“Banking on bondage”: The rise of private prisons in the U.S.

by Melanie Wilmoth

A recent report by the ACLU, “Banking on Bondage: Private Prisons and Mass Incarceration,” details how the private prison industry feeds (and profits from) mass incarceration in the U.S.

As the ACLU points out, there are few who truly benefit from our country’s obsession with “tough-on crime” policies. With over 2.3 million people behind bars in the U.S, the punitive consensus driving mass incarceration has successfully shattered families and busted states’ budgets.

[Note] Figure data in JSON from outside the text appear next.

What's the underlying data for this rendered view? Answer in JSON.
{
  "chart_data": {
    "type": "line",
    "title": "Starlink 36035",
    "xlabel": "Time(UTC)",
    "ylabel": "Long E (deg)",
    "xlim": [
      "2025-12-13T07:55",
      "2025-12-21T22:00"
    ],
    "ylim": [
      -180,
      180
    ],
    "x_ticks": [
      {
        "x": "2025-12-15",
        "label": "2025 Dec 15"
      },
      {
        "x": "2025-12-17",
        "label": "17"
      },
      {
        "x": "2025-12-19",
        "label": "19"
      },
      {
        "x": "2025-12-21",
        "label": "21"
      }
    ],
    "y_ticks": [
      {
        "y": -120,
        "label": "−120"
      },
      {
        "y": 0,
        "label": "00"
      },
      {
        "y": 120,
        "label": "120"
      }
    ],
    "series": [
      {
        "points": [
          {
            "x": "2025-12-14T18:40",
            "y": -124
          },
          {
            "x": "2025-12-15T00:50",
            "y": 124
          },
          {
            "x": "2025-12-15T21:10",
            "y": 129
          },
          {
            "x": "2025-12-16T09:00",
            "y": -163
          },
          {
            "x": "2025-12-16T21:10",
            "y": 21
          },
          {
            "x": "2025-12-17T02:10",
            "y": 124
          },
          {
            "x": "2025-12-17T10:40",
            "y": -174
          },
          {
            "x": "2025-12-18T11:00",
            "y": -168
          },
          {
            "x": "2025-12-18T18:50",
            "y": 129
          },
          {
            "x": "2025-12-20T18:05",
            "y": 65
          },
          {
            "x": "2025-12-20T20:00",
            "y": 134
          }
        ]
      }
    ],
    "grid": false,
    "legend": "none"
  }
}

However, there is one group that does benefits from locking up more and more people: the private prison industry.

Just as prison populations in public corrections facilities boomed over the last 30 years, the number of individuals in private prisons increased over 1600% between 1990 and 2009.

For private prisons, more crime equals more prisoners and more prisoners equals more profit. It’s no wonder that for-profit prisons support immigrant detention, mandatory minimum sentences, and “truth in sentencing” and “three strikes” laws. Large prison populations and harsh sentences result in greater profits. In fact, the success of the private prison industry relies on the country’s opposition to criminal justice reforms and fair sentencing laws:

“In a 2010 Annual Report filed with the Securities and Exchange Commission, Corrections Corporation of America (CCA), the largest private prison company, stated: ‘The demand for our facilities and services could be adversely affected by…leniency in conviction or parole standards and sentencing practices…’

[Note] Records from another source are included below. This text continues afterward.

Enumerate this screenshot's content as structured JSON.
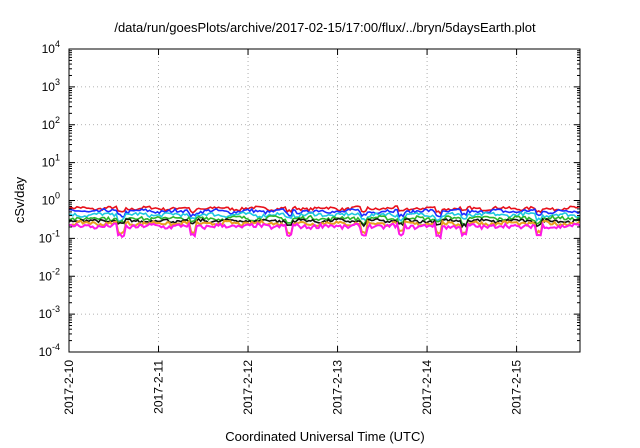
{
  "chart_data": {
    "type": "line",
    "title": "/data/run/goesPlots/archive/2017-02-15/17:00/flux/../bryn/5daysEarth.plot",
    "xlabel": "Coordinated Universal Time (UTC)",
    "ylabel": "cSv/day",
    "y_scale": "log",
    "ylim": [
      0.0001,
      10000
    ],
    "y_ticks": [
      {
        "mant": "10",
        "exp": "4",
        "value": 10000
      },
      {
        "mant": "10",
        "exp": "3",
        "value": 1000
      },
      {
        "mant": "10",
        "exp": "2",
        "value": 100
      },
      {
        "mant": "10",
        "exp": "1",
        "value": 10
      },
      {
        "mant": "10",
        "exp": "0",
        "value": 1
      },
      {
        "mant": "10",
        "exp": "-1",
        "value": 0.1
      },
      {
        "mant": "10",
        "exp": "-2",
        "value": 0.01
      },
      {
        "mant": "10",
        "exp": "-3",
        "value": 0.001
      },
      {
        "mant": "10",
        "exp": "-4",
        "value": 0.0001
      }
    ],
    "x_ticks": [
      "2017-2-10",
      "2017-2-11",
      "2017-2-12",
      "2017-2-13",
      "2017-2-14",
      "2017-2-15"
    ],
    "xlim": [
      "2017-2-10",
      "2017-2-15 17:00"
    ],
    "grid": true,
    "series": [
      {
        "color": "#e8101a",
        "level": 0.62,
        "jitter": 0.06
      },
      {
        "color": "#1a2cff",
        "level": 0.52,
        "jitter": 0.06
      },
      {
        "color": "#1ec8e0",
        "level": 0.42,
        "jitter": 0.05
      },
      {
        "color": "#2bb52b",
        "level": 0.34,
        "jitter": 0.04
      },
      {
        "color": "#111111",
        "level": 0.29,
        "jitter": 0.03
      },
      {
        "color": "#e8a020",
        "level": 0.25,
        "jitter": 0.03
      },
      {
        "color": "#ff18e8",
        "level": 0.21,
        "jitter": 0.03
      }
    ],
    "dips": [
      "2017-2-10 14:00",
      "2017-2-11 09:00",
      "2017-2-12 11:00",
      "2017-2-13 07:00",
      "2017-2-13 17:00",
      "2017-2-14 03:00",
      "2017-2-14 10:00",
      "2017-2-15 06:00"
    ]
  }
}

The GEO Group, the second largest private prison operator, identified similar “Risks Related to Our Business and Industry” in SEC filings:

‘Our growth depends on our ability to secure contracts to develop and manage new correctional, detention and mental health facilities, the demand for which is outside our control …. [A]ny changes with respect to the decriminalization of drugs and controlled substances could affect the number of persons arrested, convicted, sentenced and incarcerated, thereby potentially reducing demand for correctional facilities to house them. Similarly, reductions in crime rates could lead to reductions in arrests, convictions and sentences requiring incarceration at correctional facilities. Immigration reform laws which are currently a focus for legislators and politicians at the federal, state and local level also could materially adversely impact us.’”

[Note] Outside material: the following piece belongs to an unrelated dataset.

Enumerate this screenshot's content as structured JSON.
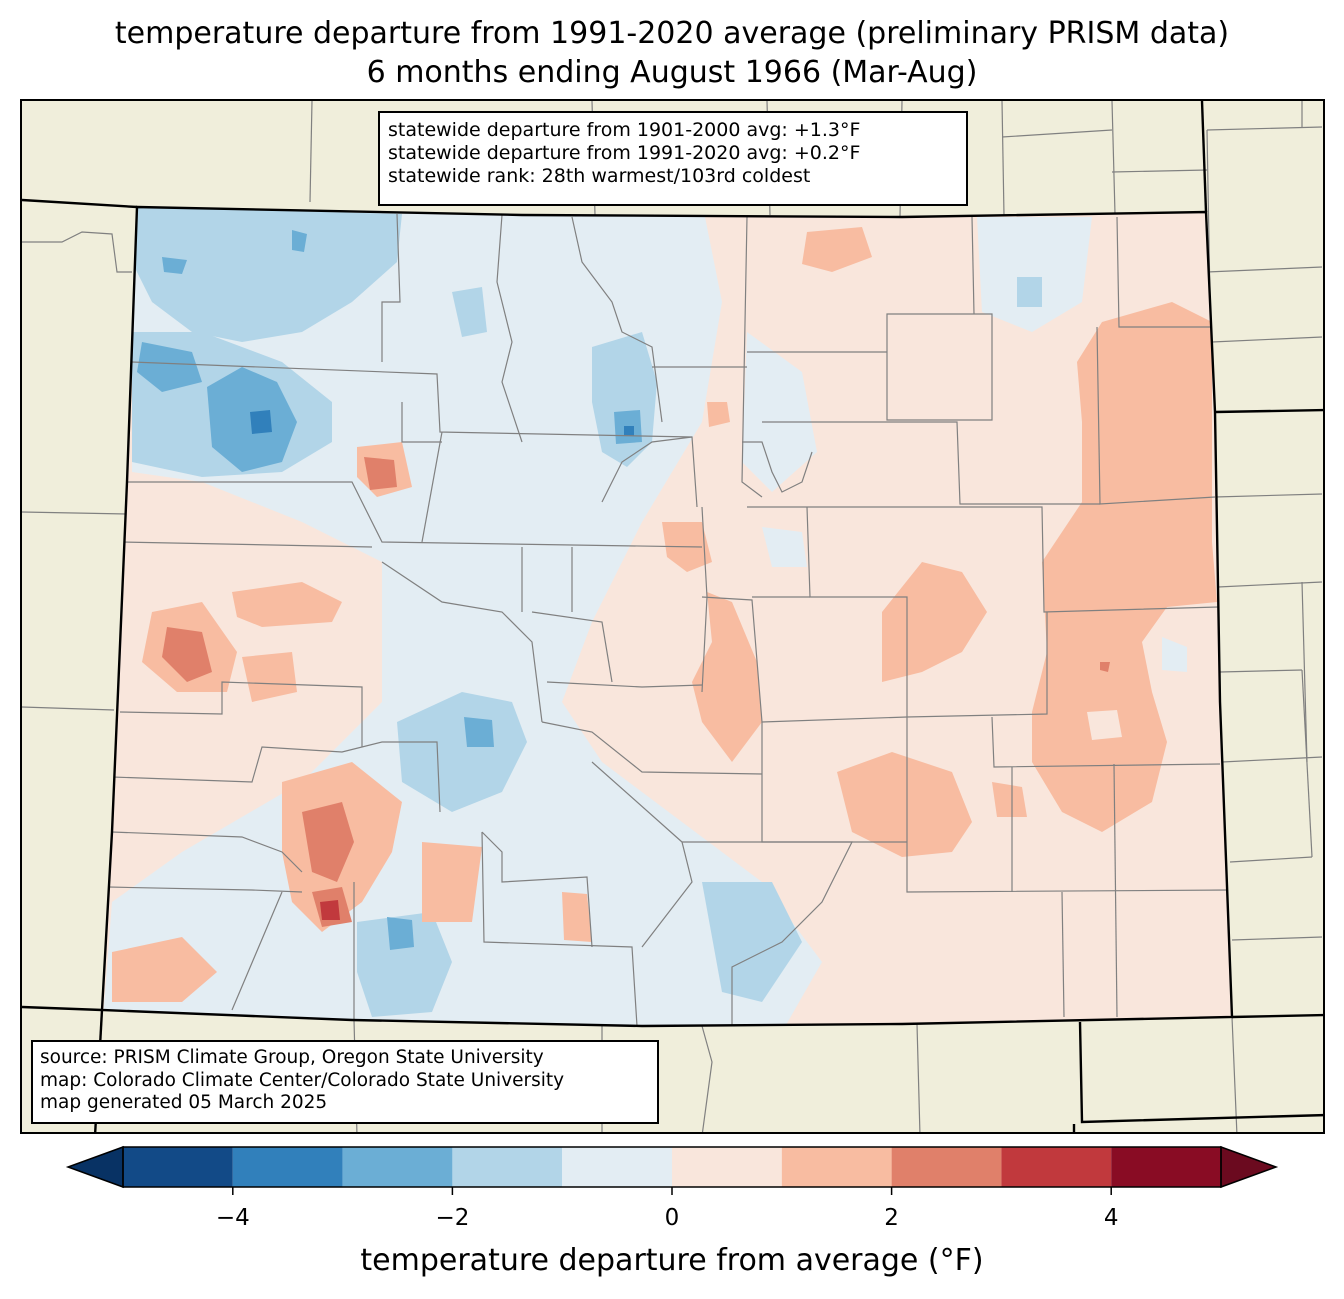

Moreover, when you’re in the business of locking people up, there is high incentive to cut costs and maximize profits and little incentive to rehabilitate inmates and reduce future crime. As a result of cost-cutting measures, research suggests prisoners in private facilities are more likely to experience violence and inhumane conditions. In addition, private prisons tend to have high staff turnover due to low wages. While corrections officers and staff are making close to minimum wage, top executives at GEO and CCA receive over $3 million each in annual compensation.

Also of concern, as Scott Henson at Grits for Breakfast points out, is the seldom mentioned “revolving door” between public and private corrections which the ACLU report highlights:

“Many in the private prison industry…once served in state corrections departments, and numerous state corrections officials formerly worked for private prison companies. In some cases, this revolving door between public corrections and private prisons may contribute to the ability of some companies to win contracts or to avoid sufficient scrutiny from the corrections departments charged with overseeing their operations.”

With high incentives to increase prison populations while cutting corrections costs and with little meaningful oversight due to the “revolving door,” the private prison industry is in a dangerously powerful position. In order to end mass incarceration, as the ACLU suggests, we must divest from private prisons and halt the expansion of “for-profit incarceration.”